Au regard de cette dernière exigence, au vu du taux actuel de l’intérêt légal proche du taux contractuel, la déchéance du droit aux intérêts prononcée à l’encontre du prêteur doit donc également comprendre les intérêts au taux légal.
Il convient, en conséquence, d’écarter toute application des articles 1231-6 et 1231-7 du Code civil et L 313-3 du Code monétaire et financier et de dire que les sommes dues au prêteur ne produiront aucun intérêt, même au taux légal.
Les sommes dues se limiteront par conséquent à la somme de 17.292,40 euros, correspondant à la différence entre le montant effectivement débloqué au profit de Mme [W] [E] (34.000 euros) et celui, justifié et non contesté, des règlements effectués par cette dernière en remboursement du crédit (hors assurance) soit 16.707,60 euros.
En conséquence, Mme [W] [E] sera condamnée à payer à la société S.A. Loisirs Finance la somme de 17.292,40 euros sans intérêts même au taux légal.
2. Sur les frais du procès et l’exécution provisoire
En application de l’article 696 du Code de procédure civile, Mme [W] [E], qui succombe à l’instance, sera condamnée aux dépens.
L’équité commande par ailleurs de la condamner à payer à la société S.A. Loisirs Finance la somme de 200 euros, au titre des frais non compris dans les dépens, en application des dispositions de l’article 700 du Code de procédure civile.

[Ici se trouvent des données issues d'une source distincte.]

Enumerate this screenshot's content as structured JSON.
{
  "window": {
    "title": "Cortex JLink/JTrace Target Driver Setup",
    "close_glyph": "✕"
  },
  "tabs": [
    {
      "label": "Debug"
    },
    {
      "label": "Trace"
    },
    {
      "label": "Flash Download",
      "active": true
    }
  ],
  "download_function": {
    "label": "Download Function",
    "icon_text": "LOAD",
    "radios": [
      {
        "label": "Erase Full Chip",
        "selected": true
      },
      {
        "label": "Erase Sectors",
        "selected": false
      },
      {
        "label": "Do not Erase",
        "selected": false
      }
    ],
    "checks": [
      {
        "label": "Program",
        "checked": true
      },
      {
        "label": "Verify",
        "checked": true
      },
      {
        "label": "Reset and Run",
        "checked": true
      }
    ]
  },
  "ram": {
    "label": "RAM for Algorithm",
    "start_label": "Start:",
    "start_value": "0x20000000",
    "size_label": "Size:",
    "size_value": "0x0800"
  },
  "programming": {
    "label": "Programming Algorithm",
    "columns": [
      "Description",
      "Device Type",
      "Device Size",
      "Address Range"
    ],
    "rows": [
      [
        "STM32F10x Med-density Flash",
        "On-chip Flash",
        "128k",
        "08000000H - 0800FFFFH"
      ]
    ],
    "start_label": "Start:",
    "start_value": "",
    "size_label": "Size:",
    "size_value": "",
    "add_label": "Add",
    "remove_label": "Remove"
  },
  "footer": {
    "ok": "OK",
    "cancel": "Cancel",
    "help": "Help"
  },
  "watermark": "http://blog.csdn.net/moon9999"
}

Il sera rappelé qu’en application de l’article 514 du Code de procédure civile, les décisions de première instance sont de droit exécutoires à titre provisoire.
PAR CES MOTIFS,
La juge des contentieux de la protection, statuant après débats publics, par jugement mis à disposition au greffe, réputé contradictoire et en premier ressort,
PRONONCE la déchéance totale du droit aux intérêts de la société S.A. Loisirs Finance au titre du crédit souscrit le 5 juillet 2018 par Mme [W] [E],
ÉCARTE l’application des articles 1231-6 et 1231-7 du Code civil et L.313-3 du Code monétaire et financier,
CONDAMNE Mme [W] [E] à payer à la société S.A. Loisirs Finance la somme de 17.292,40 euros (dix-sept mille deux cent quatre-vingt-douze euros et quarante centimes), à titre de restitution des sommes versées en application du contrat précité,
DIT que cette somme ne produira pas d’intérêt, même au taux légal,
CONDAMNE Mme [W] [E] à payer à la société S.A. Loisirs Finance la somme de 200 euros (deux cents euros) au titre de l’article 700 du Code de procédure civile,
CONDAMNE Mme [W] [E] aux dépens,
RAPPELLE que la présente décision est exécutoire à titre provisoire.
Ainsi signé par la juge et la greffière susnommées et mis à disposition des parties le 11 septembre 2025.